Dornbirner Jugend bringt sich ein

VN / 02.03.2026 • 14:47 Uhr
Schülerinnen und Schüler arbeiteten in Workshops zu Medien und Demokratie.
Schülerinnen und Schüler arbeiteten in Workshops zu Medien und Demokratie.Carmen Thurnher

Schülerfachtagung 2026 setzt Impulse für Dornbirn.

Dornbirn Vergangene Woche wurde das Dornbirner Kulturhaus zum Treffpunkt von 110 Schülerinnen und Schülern aller Schultypen der Stadt. Die Schülerfachtagung 2026 stellte Themen in den Mittelpunkt, die den Alltag junger Menschen unmittelbar betreffen – den Umgang mit digitalen Medien, Fragen der mentalen Gesundheit sowie die künftige Entwicklung der Innenstadt. Ziel war es, Informationskompetenz und politische Bildung nicht abstrakt zu diskutieren, sondern konkret erfahrbar zu machen.

Die Jugendlichen waren mit Begeisterung dabei.
Die Jugendlichen waren mit Begeisterung dabei.

Praxisnahe Workshops

Im Workshop zu sozialen Medien setzten sich die Jugendlichen mit ihren eigenen digitalen Gewohnheiten auseinander. Anhand praxisnaher Beispiele wurde analysiert, wie Plattformen funktionieren, welche Mechanismen hinter Reichweite und Algorithmen stehen und welche Auswirkungen das Teilen von Inhalten haben kann. Neben Chancen wie Vernetzung und Information wurden auch Risiken thematisiert, etwa der Umgang mit persönlichen Daten oder problematische Kommunikation im Netz. Ein zusätzlicher Input widmete sich dem “Recht am eigenen Bild”. Im Fokus stand dabei die Frage, welche Verantwortung jede und jeder Einzelne im digitalen Raum trägt.

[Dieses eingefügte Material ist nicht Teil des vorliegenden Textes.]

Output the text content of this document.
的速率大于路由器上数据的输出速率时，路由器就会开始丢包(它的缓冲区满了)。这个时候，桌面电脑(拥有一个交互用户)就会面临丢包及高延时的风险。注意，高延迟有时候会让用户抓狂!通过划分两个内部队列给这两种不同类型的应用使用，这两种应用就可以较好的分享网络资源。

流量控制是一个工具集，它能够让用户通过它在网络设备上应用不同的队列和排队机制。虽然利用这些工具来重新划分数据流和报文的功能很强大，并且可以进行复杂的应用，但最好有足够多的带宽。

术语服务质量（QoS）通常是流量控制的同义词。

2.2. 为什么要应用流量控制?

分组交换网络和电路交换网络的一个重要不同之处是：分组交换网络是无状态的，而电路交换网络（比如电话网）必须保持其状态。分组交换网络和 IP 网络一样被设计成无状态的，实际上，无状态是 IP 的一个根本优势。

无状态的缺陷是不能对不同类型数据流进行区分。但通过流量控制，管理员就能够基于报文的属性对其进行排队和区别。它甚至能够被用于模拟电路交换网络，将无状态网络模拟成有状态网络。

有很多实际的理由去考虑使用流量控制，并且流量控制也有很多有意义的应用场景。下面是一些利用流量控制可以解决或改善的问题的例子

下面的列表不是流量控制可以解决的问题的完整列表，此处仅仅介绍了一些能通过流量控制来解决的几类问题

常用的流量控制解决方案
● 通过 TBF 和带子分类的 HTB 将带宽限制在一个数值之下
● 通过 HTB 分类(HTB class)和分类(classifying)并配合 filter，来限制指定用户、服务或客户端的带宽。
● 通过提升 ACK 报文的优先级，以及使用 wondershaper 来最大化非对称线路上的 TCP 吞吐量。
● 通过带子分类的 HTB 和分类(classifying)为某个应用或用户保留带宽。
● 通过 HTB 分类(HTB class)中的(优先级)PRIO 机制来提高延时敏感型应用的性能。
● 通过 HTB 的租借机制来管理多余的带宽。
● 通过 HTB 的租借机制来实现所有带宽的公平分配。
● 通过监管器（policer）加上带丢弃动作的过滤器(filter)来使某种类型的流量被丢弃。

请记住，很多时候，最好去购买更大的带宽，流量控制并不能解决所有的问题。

Teamfoto, v.l.n.r.: Philipp Bechter, Silvia Uzundal, Sarah Svoboda, Kerstin Lubetz, Gabriele Schärmer, Lilith Knauf, Elmar Luger, hintere Reihe: Elias Schneider, Andrea Gollob, Alexandra Kremer.
Teamfoto, v. l. n. r.: Philipp Bechter, Silvia Uzundal, Sarah Svoboda, Kerstin Lubetz, Gabriele Schärmer, Lilith Knauf, Elmar Luger, hintere Reihe: Elias Schneider, Andrea Gollob, Alexandra Kremer.

Strategien gegen Stress

Ein zweiter Workshop stand unter dem Titel “Stress im Griff”. Hier ging es um konkrete Strategien für den Schulalltag. Leistungsdruck, volle Terminkalender und ständige Erreichbarkeit wurden als zentrale Belastungsfaktoren benannt. Die Referentinnen zeigten Möglichkeiten auf, Prioritäten zu setzen, Pausen bewusst einzuplanen und auf ausreichend Schlaf, Bewegung und Ernährung zu achten. Ergänzend wurden Methoden wie Achtsamkeitsübungen und Resilienzstrategien vorgestellt. Neben fachlichem Input blieb Zeit für Austausch und Selbstreflexion. Ziel war es, den Jugendlichen Werkzeuge für einen nachhaltigen Umgang mit Belastungen mitzugeben.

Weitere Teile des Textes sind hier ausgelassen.